- Leaders: Mehran Marri; Abdul Nabi Bangulzai †; Wali Mohammad alias Haji Wali Kalati ;
- Dates active: 2013–
- Dissolved: 2022 (Sarfraz Bangulzai faction only)
- Split from: Baloch Liberation Army (BLA)
- Merged into: Baloch Nationalist Army
- Active regions: Balochistan, Pakistan
- Ideology: Baloch Nationalism
- Wars: Insurgency in Balochistan

= United Baloch Army =

Militant organization

United Baloch Army (UBA; ) is a militant group, fighting for the separation of Balochistan from Pakistan. The group was designated as a terrorist organization by the Pakistani and Swiss governments. The government of Pakistan banned the group on 15 March 2013.

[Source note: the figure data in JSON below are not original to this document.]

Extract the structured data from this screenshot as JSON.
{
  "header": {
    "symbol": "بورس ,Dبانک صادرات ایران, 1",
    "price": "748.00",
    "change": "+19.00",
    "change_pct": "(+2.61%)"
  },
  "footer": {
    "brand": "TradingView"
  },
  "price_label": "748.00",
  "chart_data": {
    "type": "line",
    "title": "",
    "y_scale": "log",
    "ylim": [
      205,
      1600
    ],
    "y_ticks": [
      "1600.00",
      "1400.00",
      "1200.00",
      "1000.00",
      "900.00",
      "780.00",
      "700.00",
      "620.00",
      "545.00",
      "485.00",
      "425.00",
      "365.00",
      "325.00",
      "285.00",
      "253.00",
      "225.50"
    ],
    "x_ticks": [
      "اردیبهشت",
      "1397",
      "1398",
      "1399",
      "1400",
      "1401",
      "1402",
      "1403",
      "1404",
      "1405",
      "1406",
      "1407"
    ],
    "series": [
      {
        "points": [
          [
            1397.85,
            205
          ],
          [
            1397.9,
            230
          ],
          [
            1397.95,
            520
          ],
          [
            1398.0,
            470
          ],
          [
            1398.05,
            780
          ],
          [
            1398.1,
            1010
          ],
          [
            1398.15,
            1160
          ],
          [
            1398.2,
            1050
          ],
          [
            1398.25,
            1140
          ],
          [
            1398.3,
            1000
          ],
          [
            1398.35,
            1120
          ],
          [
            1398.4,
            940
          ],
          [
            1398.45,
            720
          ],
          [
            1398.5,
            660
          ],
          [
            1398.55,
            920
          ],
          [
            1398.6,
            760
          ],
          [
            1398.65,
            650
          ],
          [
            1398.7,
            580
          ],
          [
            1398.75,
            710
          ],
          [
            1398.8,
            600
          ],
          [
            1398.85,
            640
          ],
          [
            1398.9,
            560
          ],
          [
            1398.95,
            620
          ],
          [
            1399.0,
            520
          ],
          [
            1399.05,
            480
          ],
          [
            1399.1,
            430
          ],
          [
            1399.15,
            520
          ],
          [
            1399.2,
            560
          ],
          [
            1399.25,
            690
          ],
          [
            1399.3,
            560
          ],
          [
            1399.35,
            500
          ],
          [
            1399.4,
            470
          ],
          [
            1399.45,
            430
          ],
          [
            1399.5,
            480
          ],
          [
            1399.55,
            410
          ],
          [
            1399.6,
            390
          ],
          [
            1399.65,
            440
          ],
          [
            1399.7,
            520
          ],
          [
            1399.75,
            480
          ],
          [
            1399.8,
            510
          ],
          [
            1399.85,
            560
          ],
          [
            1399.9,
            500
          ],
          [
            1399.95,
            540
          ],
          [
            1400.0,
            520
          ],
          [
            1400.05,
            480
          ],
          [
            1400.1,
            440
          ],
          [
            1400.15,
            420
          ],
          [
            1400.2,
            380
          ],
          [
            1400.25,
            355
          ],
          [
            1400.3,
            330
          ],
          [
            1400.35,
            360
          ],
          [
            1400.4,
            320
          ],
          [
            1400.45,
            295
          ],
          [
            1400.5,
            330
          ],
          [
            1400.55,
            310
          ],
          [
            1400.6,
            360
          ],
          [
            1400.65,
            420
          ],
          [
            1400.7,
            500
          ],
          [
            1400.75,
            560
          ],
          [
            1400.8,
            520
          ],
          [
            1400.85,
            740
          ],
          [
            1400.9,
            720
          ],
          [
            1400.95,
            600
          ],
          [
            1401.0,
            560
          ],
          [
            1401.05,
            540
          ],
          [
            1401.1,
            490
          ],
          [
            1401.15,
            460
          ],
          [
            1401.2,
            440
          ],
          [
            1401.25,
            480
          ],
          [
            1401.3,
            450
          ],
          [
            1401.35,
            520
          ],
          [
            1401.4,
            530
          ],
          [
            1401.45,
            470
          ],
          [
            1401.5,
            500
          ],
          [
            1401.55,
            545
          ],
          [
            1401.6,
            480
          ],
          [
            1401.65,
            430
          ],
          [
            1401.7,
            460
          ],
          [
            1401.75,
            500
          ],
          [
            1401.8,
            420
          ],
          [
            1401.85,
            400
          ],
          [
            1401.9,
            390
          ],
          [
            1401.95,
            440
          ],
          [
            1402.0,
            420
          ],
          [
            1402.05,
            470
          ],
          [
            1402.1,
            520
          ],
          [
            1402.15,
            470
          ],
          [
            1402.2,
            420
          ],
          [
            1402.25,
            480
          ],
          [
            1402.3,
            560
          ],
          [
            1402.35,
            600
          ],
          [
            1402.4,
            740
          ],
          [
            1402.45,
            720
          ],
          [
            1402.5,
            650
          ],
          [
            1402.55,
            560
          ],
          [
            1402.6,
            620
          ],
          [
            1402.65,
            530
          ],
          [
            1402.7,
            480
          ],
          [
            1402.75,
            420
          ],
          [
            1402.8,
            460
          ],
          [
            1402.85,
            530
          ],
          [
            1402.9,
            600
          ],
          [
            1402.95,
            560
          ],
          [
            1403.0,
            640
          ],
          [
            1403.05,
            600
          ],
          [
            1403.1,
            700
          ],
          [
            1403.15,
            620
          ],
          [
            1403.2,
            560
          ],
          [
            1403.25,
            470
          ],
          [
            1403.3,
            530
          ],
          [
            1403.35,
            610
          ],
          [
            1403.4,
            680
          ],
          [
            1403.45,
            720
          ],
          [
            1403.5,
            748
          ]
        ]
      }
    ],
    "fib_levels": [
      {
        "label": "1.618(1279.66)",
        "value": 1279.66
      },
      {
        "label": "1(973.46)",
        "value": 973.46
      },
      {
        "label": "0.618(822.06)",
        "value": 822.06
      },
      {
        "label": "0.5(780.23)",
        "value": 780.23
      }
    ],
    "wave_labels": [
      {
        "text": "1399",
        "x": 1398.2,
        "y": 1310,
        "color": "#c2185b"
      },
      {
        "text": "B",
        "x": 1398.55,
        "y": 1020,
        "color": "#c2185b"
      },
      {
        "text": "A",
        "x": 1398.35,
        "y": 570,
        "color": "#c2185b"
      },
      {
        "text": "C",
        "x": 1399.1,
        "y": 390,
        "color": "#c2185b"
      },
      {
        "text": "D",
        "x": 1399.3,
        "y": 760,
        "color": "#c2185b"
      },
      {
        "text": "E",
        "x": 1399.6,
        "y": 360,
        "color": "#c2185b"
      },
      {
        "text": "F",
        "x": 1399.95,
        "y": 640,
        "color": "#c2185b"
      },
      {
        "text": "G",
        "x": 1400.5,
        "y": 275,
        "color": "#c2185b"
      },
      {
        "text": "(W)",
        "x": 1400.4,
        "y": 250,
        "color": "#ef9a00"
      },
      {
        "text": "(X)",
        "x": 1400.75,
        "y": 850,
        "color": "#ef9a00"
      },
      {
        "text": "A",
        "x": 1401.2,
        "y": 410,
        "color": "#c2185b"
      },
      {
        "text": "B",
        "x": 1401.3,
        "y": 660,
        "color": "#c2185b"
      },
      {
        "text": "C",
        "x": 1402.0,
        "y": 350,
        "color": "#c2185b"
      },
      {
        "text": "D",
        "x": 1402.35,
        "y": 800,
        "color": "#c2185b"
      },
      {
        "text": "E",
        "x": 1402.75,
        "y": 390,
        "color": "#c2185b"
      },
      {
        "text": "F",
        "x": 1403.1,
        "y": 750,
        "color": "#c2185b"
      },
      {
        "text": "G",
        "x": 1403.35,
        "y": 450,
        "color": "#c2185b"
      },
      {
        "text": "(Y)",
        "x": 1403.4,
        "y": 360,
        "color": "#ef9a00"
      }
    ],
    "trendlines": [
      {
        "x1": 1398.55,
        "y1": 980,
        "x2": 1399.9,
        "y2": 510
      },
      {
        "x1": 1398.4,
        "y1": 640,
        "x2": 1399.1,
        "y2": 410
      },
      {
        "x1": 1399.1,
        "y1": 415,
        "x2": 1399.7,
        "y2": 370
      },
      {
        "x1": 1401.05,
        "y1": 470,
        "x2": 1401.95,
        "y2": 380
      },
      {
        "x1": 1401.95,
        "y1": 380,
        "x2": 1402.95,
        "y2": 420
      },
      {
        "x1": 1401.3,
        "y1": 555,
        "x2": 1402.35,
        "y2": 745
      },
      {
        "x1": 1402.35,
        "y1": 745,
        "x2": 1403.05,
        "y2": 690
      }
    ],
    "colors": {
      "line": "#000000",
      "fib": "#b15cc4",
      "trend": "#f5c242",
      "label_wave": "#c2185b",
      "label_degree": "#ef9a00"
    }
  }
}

The group is led by Mehran Marri and is created as a result of an inter-familial dispute between Mehran and his brother Hyrbyair Marri, the head of the Balochistan Liberation Army (BLA). BLA fighters accused Mehran of stealing $3 million from their funds and $800 million rupees worth of weapons from the BLA. The BLA and the Baloch Republican Army have both condemned UBA attacks as self-destructive. Both Baloch Liberation Army (BLA) and United Baloch Army (UBA) had also clashed with each other. The deadliest clash took place in Dera Bugti where 20 militants from both groups were killed.

On 29 May 2015, United Baloch Army (UBA) militants stormed two buses in Mastung district that were in transit from Pishin to Karachi. The militants emptied the buses and then shot and killed 22 ethnic Pashtuns.

United Baloch Army (UBA) also claimed responsibility for attack on the Jaffar Express in Sibi on 8 April 2014. The attack claimed the lives of 16 people and wounded 44 others.

On 16 November 2017, Mehran Marri was arrested at Zurich Airport by Swiss immigration authorities. Mehran Marri was placed under a lifetime ban from entry into Switzerland. Swiss authorities issued a chargesheet in which they stated that Mehran Marri is the head of United Baloch Army (UBA). The chargesheet further stated that "if Marri was to enter Switzerland and work with Brahamdagh Bugti to coordinate terrorist operations, it could jeopardize the internal security of the country".

In october 2021, the militant group split into two factions, one led by Sarfraz Bangulzai and the other by Mehran Marri.

In January 2022, the Gulzar Iman group of Baloch Republican Army merged with the Sarfraz Bangulzai faction of UBA, to form the Baloch Nationalist Army (BNA). BRA and UBA also announced their dissolution following the establishment of Baloch Nationalist Army.

In May 2025, Mazar Baloch, spokesman of Mehran Marri faction of UBA claimed responsibility for burning a mobile tower machinery in Surab.

In August 2026, Mehran Marri faction of UBA claimed responsibility for several attacks against bridges and pakistani soldiers.